Eh, I was bored and this for some reason popped into my head. I could really go for a Whopper tbh.
Giorno Giovanna. That was this boy's name, and he is the son of Dio, a megalomaniac vampire who just so happens to be a Stand user.
Giorno had everything, a Stand that could probably solo the Avengers, the well-kept office of a mafia building, and all the power in the world to lower the crime rate of Naples, Italy. What could be on this boy's mind that bothered him so much?
…His insatiable cravings for Burger King. He just had to have a Whopper every now and then. He packed up his wallet and essentials for going out and he did just that. Giorno headed to the nearest Burger King and by holy mother of Jesus was the place a mess…
I mean, what the shit? Why is the place covered in bird droppings? How the hell did a bird get in here in the first place, oh my god this place violates so many health codes. Anyway, ignoring the… less than ideal state of the restaurant, Giorno headed up to the counter, because apparently going to another Burger King is too much work for our Italian half vampire Mary Sue, and lo and behold, a familiar face was working the register.
"Welcome to Burger King, how many I take your order?" A young man with blond hair, a swiss cheese looking outfit, and obviously isn't happy to work here stood at the counter.
"Fugo what the fuck are you doing here?" Questioned Giorno, the dude worked at this Burger King of all places? "Making a living, having a Stand that can kill people with super ebola doesn't exactly pay the bills you know?"
Rolling his eyes, Giorno placed his order anyway. "Give me a Whopper and an apple pie."
"Apple pie machine broke, dude." "The fuck dude? I thought only McDonalds had this problem." Giorno didn't know apple pie machines existed in this bizarre world. I guess someone back there is a Stand user? Eh, who cares.

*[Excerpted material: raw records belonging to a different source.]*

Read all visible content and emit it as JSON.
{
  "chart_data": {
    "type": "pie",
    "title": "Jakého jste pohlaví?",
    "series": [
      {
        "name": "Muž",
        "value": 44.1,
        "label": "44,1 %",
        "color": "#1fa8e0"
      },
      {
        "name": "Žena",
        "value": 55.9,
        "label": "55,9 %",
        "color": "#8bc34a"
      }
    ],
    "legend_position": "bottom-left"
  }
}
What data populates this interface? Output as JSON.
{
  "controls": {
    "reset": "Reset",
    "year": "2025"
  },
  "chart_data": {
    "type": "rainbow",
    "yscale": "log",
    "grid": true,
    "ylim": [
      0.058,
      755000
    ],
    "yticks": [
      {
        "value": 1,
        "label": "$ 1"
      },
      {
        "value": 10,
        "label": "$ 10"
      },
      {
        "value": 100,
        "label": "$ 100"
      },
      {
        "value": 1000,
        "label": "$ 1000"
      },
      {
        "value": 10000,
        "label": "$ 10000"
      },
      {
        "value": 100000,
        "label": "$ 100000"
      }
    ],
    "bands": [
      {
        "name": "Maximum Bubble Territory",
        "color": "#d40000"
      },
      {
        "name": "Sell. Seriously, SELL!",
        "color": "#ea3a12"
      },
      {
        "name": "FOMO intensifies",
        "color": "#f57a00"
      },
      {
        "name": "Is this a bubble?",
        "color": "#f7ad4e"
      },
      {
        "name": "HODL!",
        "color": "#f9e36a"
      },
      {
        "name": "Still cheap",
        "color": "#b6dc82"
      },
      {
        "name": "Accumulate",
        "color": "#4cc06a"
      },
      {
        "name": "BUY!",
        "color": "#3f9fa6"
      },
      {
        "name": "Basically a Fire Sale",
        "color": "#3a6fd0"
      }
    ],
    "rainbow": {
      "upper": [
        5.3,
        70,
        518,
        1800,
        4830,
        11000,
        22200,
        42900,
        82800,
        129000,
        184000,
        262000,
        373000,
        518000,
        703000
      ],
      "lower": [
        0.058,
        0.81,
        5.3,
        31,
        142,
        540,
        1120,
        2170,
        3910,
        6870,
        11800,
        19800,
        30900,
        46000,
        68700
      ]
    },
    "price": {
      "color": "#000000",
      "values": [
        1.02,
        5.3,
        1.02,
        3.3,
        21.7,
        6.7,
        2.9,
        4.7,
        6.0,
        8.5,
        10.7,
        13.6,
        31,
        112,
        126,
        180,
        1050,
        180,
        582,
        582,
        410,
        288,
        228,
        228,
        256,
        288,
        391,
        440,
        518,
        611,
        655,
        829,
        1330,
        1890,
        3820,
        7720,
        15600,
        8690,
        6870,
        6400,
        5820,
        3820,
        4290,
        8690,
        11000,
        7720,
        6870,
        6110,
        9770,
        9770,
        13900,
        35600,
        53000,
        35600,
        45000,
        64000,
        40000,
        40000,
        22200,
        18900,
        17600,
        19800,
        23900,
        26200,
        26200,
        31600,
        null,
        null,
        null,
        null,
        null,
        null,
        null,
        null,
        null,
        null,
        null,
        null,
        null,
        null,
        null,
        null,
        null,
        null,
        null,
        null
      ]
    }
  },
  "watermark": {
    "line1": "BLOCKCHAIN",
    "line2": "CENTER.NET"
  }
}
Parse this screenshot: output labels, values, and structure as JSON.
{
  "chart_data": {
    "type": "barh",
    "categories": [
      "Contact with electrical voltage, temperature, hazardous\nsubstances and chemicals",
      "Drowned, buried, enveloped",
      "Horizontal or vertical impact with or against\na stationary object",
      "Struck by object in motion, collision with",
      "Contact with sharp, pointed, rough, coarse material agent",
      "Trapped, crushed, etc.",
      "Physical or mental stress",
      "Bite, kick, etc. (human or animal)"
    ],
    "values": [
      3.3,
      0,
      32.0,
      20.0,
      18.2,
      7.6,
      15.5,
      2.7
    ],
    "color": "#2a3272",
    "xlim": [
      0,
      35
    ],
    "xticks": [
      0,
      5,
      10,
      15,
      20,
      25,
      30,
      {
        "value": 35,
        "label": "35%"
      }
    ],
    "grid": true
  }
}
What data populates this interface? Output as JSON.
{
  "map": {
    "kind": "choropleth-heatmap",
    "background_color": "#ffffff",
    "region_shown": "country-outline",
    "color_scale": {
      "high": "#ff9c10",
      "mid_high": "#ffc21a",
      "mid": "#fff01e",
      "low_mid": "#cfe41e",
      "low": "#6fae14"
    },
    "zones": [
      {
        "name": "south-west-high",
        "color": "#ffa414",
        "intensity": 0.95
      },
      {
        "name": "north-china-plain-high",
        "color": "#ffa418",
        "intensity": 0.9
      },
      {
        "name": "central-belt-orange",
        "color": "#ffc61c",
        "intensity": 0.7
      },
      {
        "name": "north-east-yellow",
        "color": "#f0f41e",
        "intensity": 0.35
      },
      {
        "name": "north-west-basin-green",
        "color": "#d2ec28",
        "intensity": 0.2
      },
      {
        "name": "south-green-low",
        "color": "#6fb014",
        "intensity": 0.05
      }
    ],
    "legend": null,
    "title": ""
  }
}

"Yeah, sorry dude, anyway here's your stupid Whopper" Fugo made a Whopper manifest in thin air and flung it at GioGio, whom caught it with Gold Experience. "Thanks dude" Giorno then headed to a table in the back and ate and ate and ate and ate and ate and ate and before you knew it, it was gone. He need more, so Giorno went to the counter and ordered more and more. Fugo was not having it after the 5th time.
"Dude, you're gonna have a stroke at this point!" Fugo scolded. "Naw fam, I'll be fine." Giorno then munched on his 5th consecutive Whopper and inflated. Oh dear, he really let himself go after killing a time erasing dude… or however King Crimson worked.
Giorno had a stroke and fell into a coma, he, in his sleep, vowed to never eat cow meat again.
And that folks is why Giorno was not in Stone Ocean.